Recent events · 8:51pm Mar 4th, 2013
I guess that I am becoming one of the more hate authors of fiction because of my recent additions to my story archive. I'm sorry you guys don't like them but I really have no idea how I should react to this. Maybe I'm not cut out for fanfics, I don't know. It is painstakingly clear that I need to spend at least double the time reading and re-reading my stories but I can not see what I am doing wrong. I am only in the 10th grade, I haven't mastered writing nor have I even come close to knowing all the grammar rules, and I realize that it hinders my writing, but I never expected it to be this bad. For the first time in a long time I have logged on here and tried to put a story out, my first one seemed to get a good response, but it became harder that I expected, more than I could handle, so I turned to some shorter stories to bridge the gap between the time I needed to think about what I was going to do and the actual posting of the chapter itself (if there is going to be one) and I ended up having one of the worst things happen to a writer in my opinion. It was implied that I didn't care about the stuff I was putting out. I don't know what to say to the dislikes and the rest of his comment, but one thing is certain. I DO care about what I put out here. I'm not one of the best, hell I would even say that I still am considered on of the worst fiction writers out there; but please, if you are going to review and comment on my story then don't tell me that I didn't give a damn about what I put out. I try, I try and try and my friends are telling me that the stories I write aren't bad, they tell me what I could do better and I try to fix that, but I can not get to everything. I don't know when I'll be posting another story, but I hope that it isn't going to get another comment like that. I'm sorry, I'm sorry that you guys didn't like my writing, but I just don't know what to do to fix it. I don't have anyone to prof the story for me, I don't have somebody to work with, I don't have the time to make everything perfect, all I have is me myself and I and unfortunately I am not a naturally great writer.
'Till next time
Jo
I think you're being targeted by trolls and over zealous assholes for your poor grammar. This of course isn't to say your stories are particularly good, but they probably aren't as bad as people make it out to be.
Beyond that just keep on trying to improve, listen to constructive criticism ect. I don't think you deserve any hate, you just want to improve ect. There is nothing wrong with that.
Aw. Sucks that you feel that way, but correct spelling and grammar is pretty important (just check out the "best" fanfictions on this site. They work hard at fixing errors and making their writing the best it can be.)
Errors in English just take the reader out of a story or make it hard to read, or maybe they won't read it in the first place (there's so much amazing fanfiction on this site, not many will "waste their time" reading something that's difficult to comprehend.)

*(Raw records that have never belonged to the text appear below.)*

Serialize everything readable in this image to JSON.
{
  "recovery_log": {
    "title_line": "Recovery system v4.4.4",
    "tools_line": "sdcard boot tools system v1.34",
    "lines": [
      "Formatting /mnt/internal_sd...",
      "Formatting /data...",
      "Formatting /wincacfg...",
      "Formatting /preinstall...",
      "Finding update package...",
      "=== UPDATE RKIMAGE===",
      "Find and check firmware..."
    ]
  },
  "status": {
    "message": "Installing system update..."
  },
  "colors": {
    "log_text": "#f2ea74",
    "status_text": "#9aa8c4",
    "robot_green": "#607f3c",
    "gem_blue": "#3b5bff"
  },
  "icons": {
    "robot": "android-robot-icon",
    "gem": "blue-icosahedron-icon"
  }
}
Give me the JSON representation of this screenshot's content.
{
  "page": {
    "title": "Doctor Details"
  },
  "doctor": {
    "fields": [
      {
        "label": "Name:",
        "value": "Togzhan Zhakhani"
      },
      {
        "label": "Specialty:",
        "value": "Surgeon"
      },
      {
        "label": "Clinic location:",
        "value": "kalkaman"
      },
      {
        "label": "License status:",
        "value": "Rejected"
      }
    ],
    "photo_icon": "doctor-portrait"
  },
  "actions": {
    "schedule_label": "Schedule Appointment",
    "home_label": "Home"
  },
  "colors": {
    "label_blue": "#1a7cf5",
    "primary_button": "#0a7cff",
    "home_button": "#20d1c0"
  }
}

And you know what? You shouldn't be ashamed of not getting it right away. Writing is a skill that takes time and effort, and it's something you'll constantly be learning. Even popular published authors say they still learn things. Like I said on your story, a proofreader and some writing guides are a really good place to start and it's not even just a start, it's moving forward, because you've already started by caring about it.
I wish you all the best. Be a great writer to shove it in the face of the haters.